Les élections législatives du 7 juin confirment cette appréhension. S’ils ne lui ouvrent nulle voie du pouvoir, les 13 % du HDP confirment son influence, bien au-delà des bastions kurdes traditionnels où il est souvent majoritaire. «Nous, le parti des opprimés de Turquie qui veulent la justice, la paix et la liberté, nous avons remporté une grande victoire aujourd'hui. C'est la victoire des travailleurs, des chômeurs, des villageois, des paysans. C'est la victoire de la gauche », déclare ce soir-là Selahattin Demirtas. Ses ennemis feront chèrement payer cette euphorie.
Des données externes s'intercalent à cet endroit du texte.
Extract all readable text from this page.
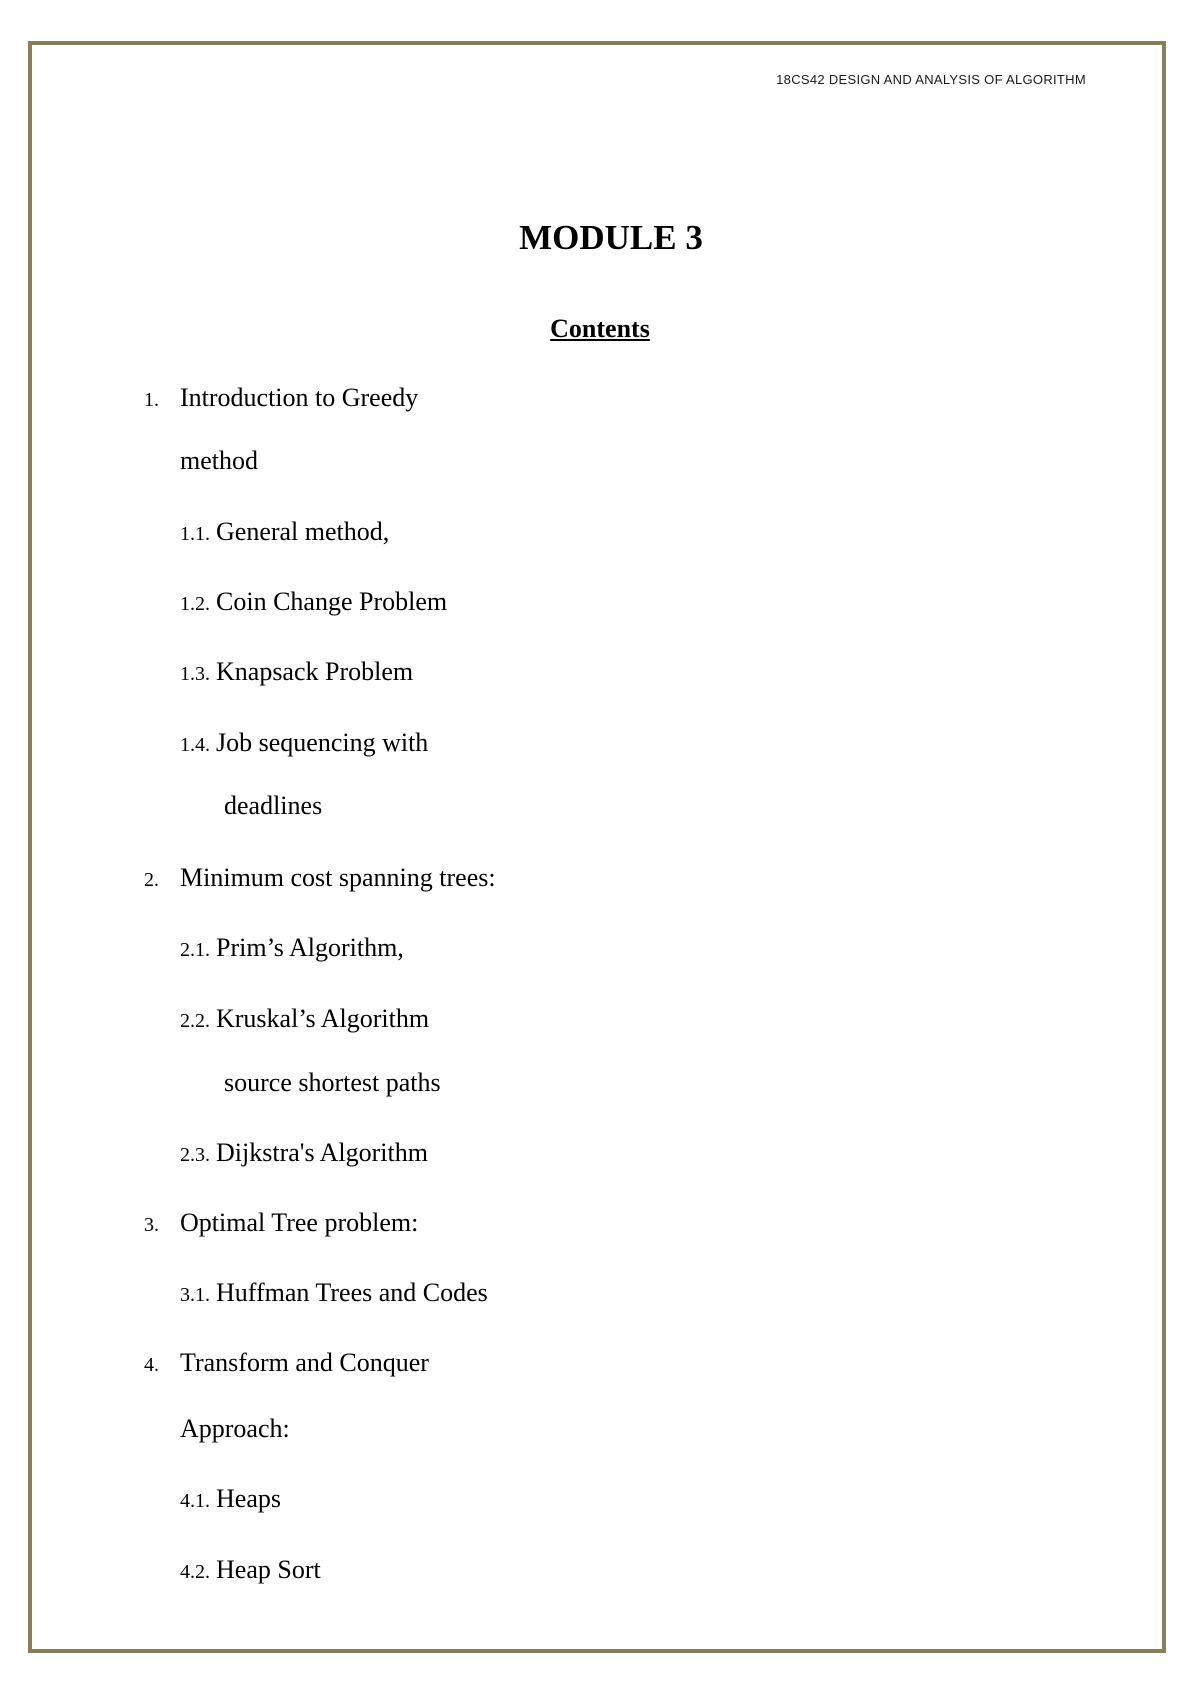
18CS42 DESIGN AND ANALYSIS OF ALGORITHM
MODULE 3
Contents
1. Introduction to Greedy
method
1.1. General method,
1.2. Coin Change Problem
1.3. Knapsack Problem
1.4. Job sequencing with
deadlines
2. Minimum cost spanning trees:
2.1. Prim’s Algorithm,
2.2. Kruskal’s Algorithm
source shortest paths
2.3. Dijkstra's Algorithm
3. Optimal Tree problem:
3.1. Huffman Trees and Codes
4. Transform and Conquer
Approach:
4.1. Heaps
4.2. Heap Sort
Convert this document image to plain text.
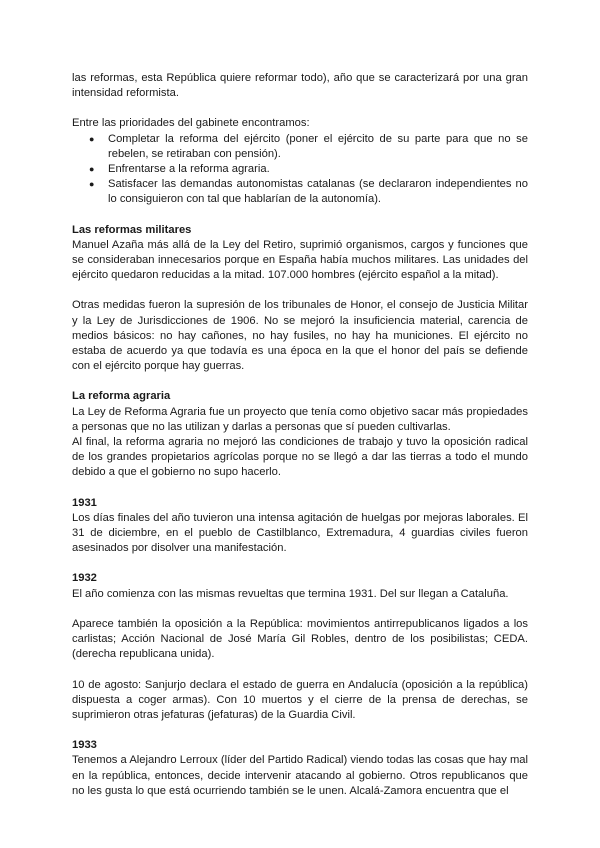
las reformas, esta República quiere reformar todo), año que se caracterizará por una gran intensidad reformista.

Entre las prioridades del gabinete encontramos:

● Completar la reforma del ejército (poner el ejército de su parte para que no se rebelen, se retiraban con pensión).
● Enfrentarse a la reforma agraria.
● Satisfacer las demandas autonomistas catalanas (se declararon independientes no lo consiguieron con tal que hablarían de la autonomía).
Las reformas militares

Manuel Azaña más allá de la Ley del Retiro, suprimió organismos, cargos y funciones que se consideraban innecesarios porque en España había muchos militares. Las unidades del ejército quedaron reducidas a la mitad. 107.000 hombres (ejército español a la mitad).

Otras medidas fueron la supresión de los tribunales de Honor, el consejo de Justicia Militar y la Ley de Jurisdicciones de 1906. No se mejoró la insuficiencia material, carencia de medios básicos: no hay cañones, no hay fusiles, no hay ha municiones. El ejército no estaba de acuerdo ya que todavía es una época en la que el honor del país se defiende con el ejército porque hay guerras.

La reforma agraria

La Ley de Reforma Agraria fue un proyecto que tenía como objetivo sacar más propiedades a personas que no las utilizan y darlas a personas que sí pueden cultivarlas.

Al final, la reforma agraria no mejoró las condiciones de trabajo y tuvo la oposición radical de los grandes propietarios agrícolas porque no se llegó a dar las tierras a todo el mundo debido a que el gobierno no supo hacerlo.

1931

Los días finales del año tuvieron una intensa agitación de huelgas por mejoras laborales. El 31 de diciembre, en el pueblo de Castilblanco, Extremadura, 4 guardias civiles fueron asesinados por disolver una manifestación.

1932

El año comienza con las mismas revueltas que termina 1931. Del sur llegan a Cataluña.

Aparece también la oposición a la República: movimientos antirrepublicanos ligados a los carlistas; Acción Nacional de José María Gil Robles, dentro de los posibilistas; CEDA. (derecha republicana unida).

10 de agosto: Sanjurjo declara el estado de guerra en Andalucía (oposición a la república) dispuesta a coger armas). Con 10 muertos y el cierre de la prensa de derechas, se suprimieron otras jefaturas (jefaturas) de la Guardia Civil.

1933

Tenemos a Alejandro Lerroux (líder del Partido Radical) viendo todas las cosas que hay mal en la república, entonces, decide intervenir atacando al gobierno. Otros republicanos que no les gusta lo que está ocurriendo también se le unen. Alcalá-Zamora encuentra que el
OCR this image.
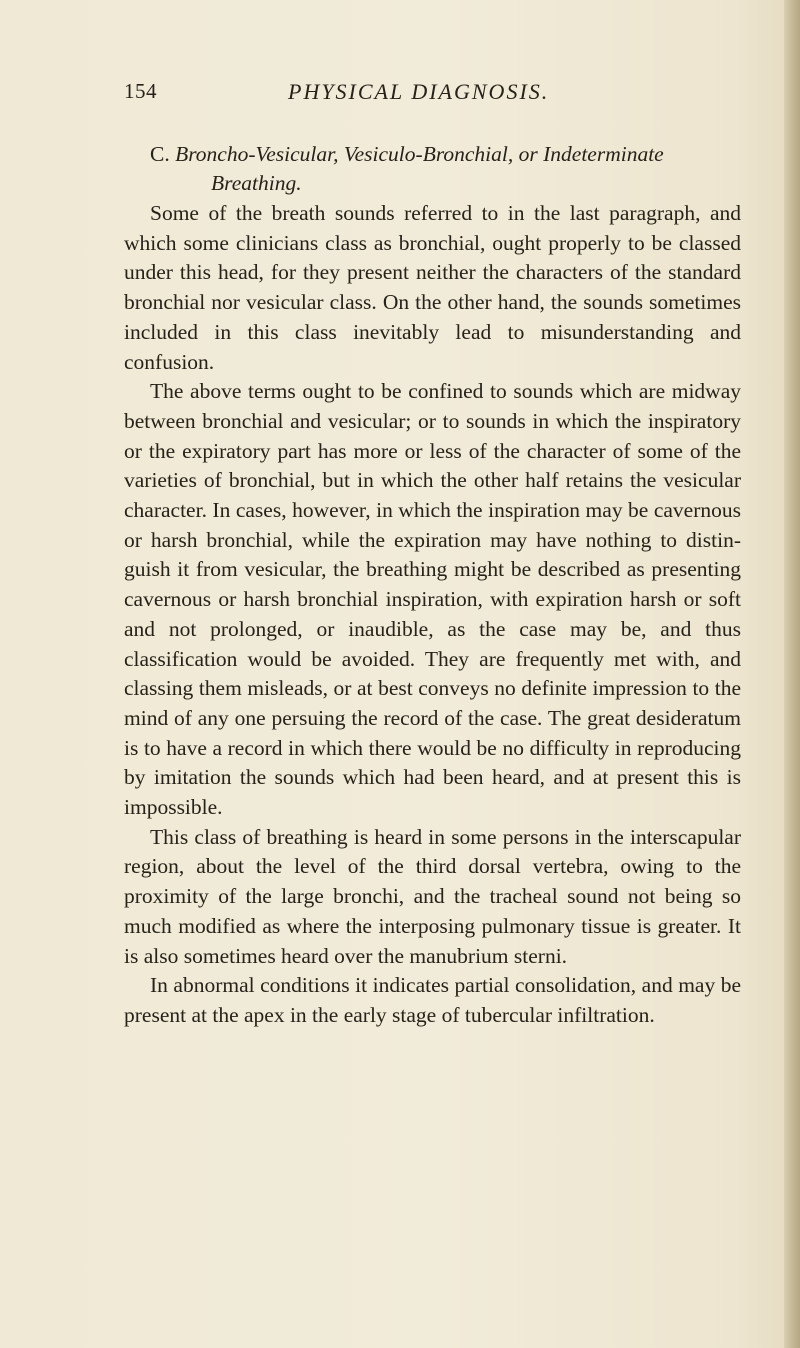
154	PHYSICAL DIAGNOSIS.
C. Broncho-Vesicular, Vesiculo-Bronchial, or Indeterminate
Breathing.

Some of the breath sounds referred to in the last paragraph, and which some clinicians class as bronchial, ought properly to be classed under this head, for they present neither the characters of the standard bronchial nor vesicular class. On the other hand, the sounds sometimes included in this class inevitably lead to misunderstanding and confusion.

The above terms ought to be confined to sounds which are midway between bronchial and vesicular; or to sounds in which the inspiratory or the expiratory part has more or less of the character of some of the varieties of bronchial, but in which the other half retains the vesicular character. In cases, however, in which the inspiration may be cavernous or harsh bronchial, while the expiration may have nothing to distinguish it from vesicular, the breathing might be described as presenting cavernous or harsh bronchial inspiration, with expiration harsh or soft and not prolonged, or inaudible, as the case may be, and thus classification would be avoided. They are frequently met with, and classing them misleads, or at best conveys no definite impression to the mind of any one persuing the record of the case. The great desideratum is to have a record in which there would be no difficulty in reproducing by imitation the sounds which had been heard, and at present this is impossible.

This class of breathing is heard in some persons in the interscapular region, about the level of the third dorsal vertebra, owing to the proximity of the large bronchi, and the tracheal sound not being so much modified as where the interposing pulmonary tissue is greater. It is also sometimes heard over the manubrium sterni.

In abnormal conditions it indicates partial consolidation, and may be present at the apex in the early stage of tubercular infiltration.
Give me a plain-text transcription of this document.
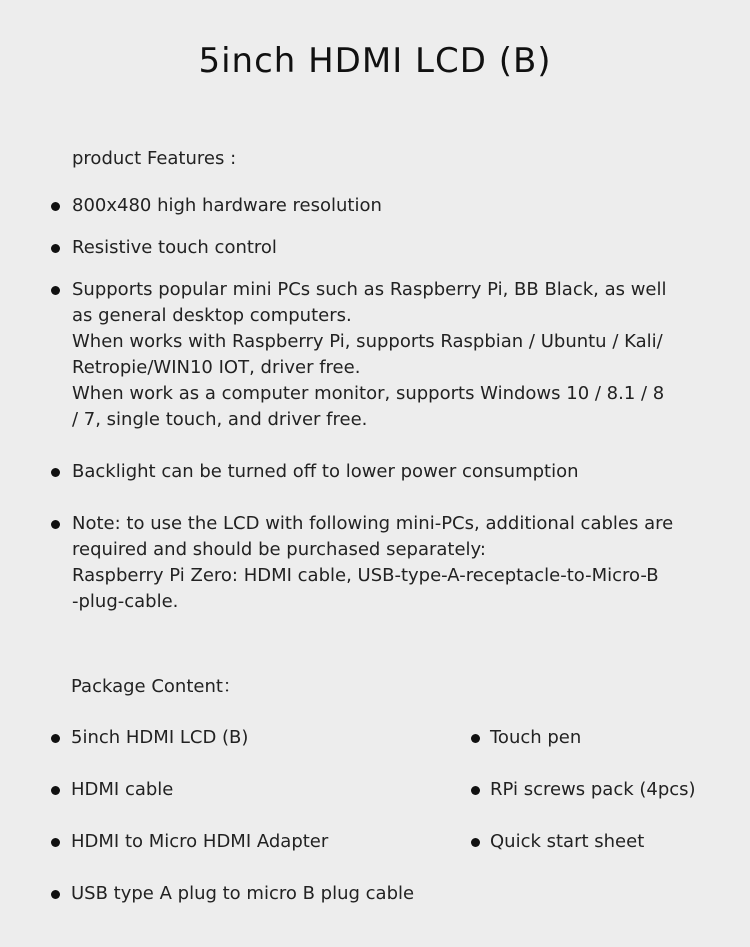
5inch HDMI LCD (B)
product Features :
800x480 high hardware resolution
Resistive touch control
Supports popular mini PCs such as Raspberry Pi, BB Black, as well
as general desktop computers.
When works with Raspberry Pi, supports Raspbian / Ubuntu / Kali/
Retropie/WIN10 IOT, driver free.
When work as a computer monitor, supports Windows 10 / 8.1 / 8
/ 7, single touch, and driver free.
Backlight can be turned off to lower power consumption
Note: to use the LCD with following mini-PCs, additional cables are
required and should be purchased separately:
Raspberry Pi Zero: HDMI cable, USB-type-A-receptacle-to-Micro-B
-plug-cable.
Package Content：
5inch HDMI LCD (B)
HDMI cable
HDMI to Micro HDMI Adapter
USB type A plug to micro B plug cable
Touch pen
RPi screws pack (4pcs)
Quick start sheet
C'est dans ce contexte de tension déjà exacerbée que Daech frappe un second coup, plus meurtrier encore que le premier : l'attentat-suicide du 10 octobre au cœur d'une marche de la paix organisée par différents partis et syndicats, dont le HDP. 102 personnes sont tuées. Tout en attribuant finalement la responsabilité de l'Etat Islamique, le gouvernement d'Erdogan réagit à nouveau par un harcèlement accru contre le camp du HDP présenté comme complice de l'ennemi suprême, le PKK. « Les traîtres à la Nation ont brisé la paix de notre pays », ose affirmer le 25 octobre le Premier ministre turc et chef de l'AKP, Ahmed Davutoglu.
Pour paradoxale qu'elle soit, la diabolisation de la victime parvient à gêner les dirigeants du HDP, embarrassés par le retour de la lutte armée alors qu'eux-mêmes veulent incarner l'expression pacifique de la cause kurde. « "Traitres à la patrie", "ennemis de la nation". Vous remarquez qu'ils ne parlent jamais de nous comme des adversaires politiques», observe Salahattin Demirtas. « Ils ont poussé la Turquie au bord de la guerre civile, au point où des gens se haïssent ».
Malgré cette exacerbation des tensions et peurs qui ne favorise guère la montée d'une voix médiane et la pression sécuritaire qui l'oblige à renoncer à tout rassemblement, le HDP reste populaire, notamment dans une partie de la jeunesse turque. Il espère confirmer sa percée de juin voire améliorer son score. Des sondages le créditent de 12 à 14 % des intentions de vote. Réponse dimanche, mais un simple maintien de ses résultats de juin aurait, dans un tel contexte, une allure de victoire.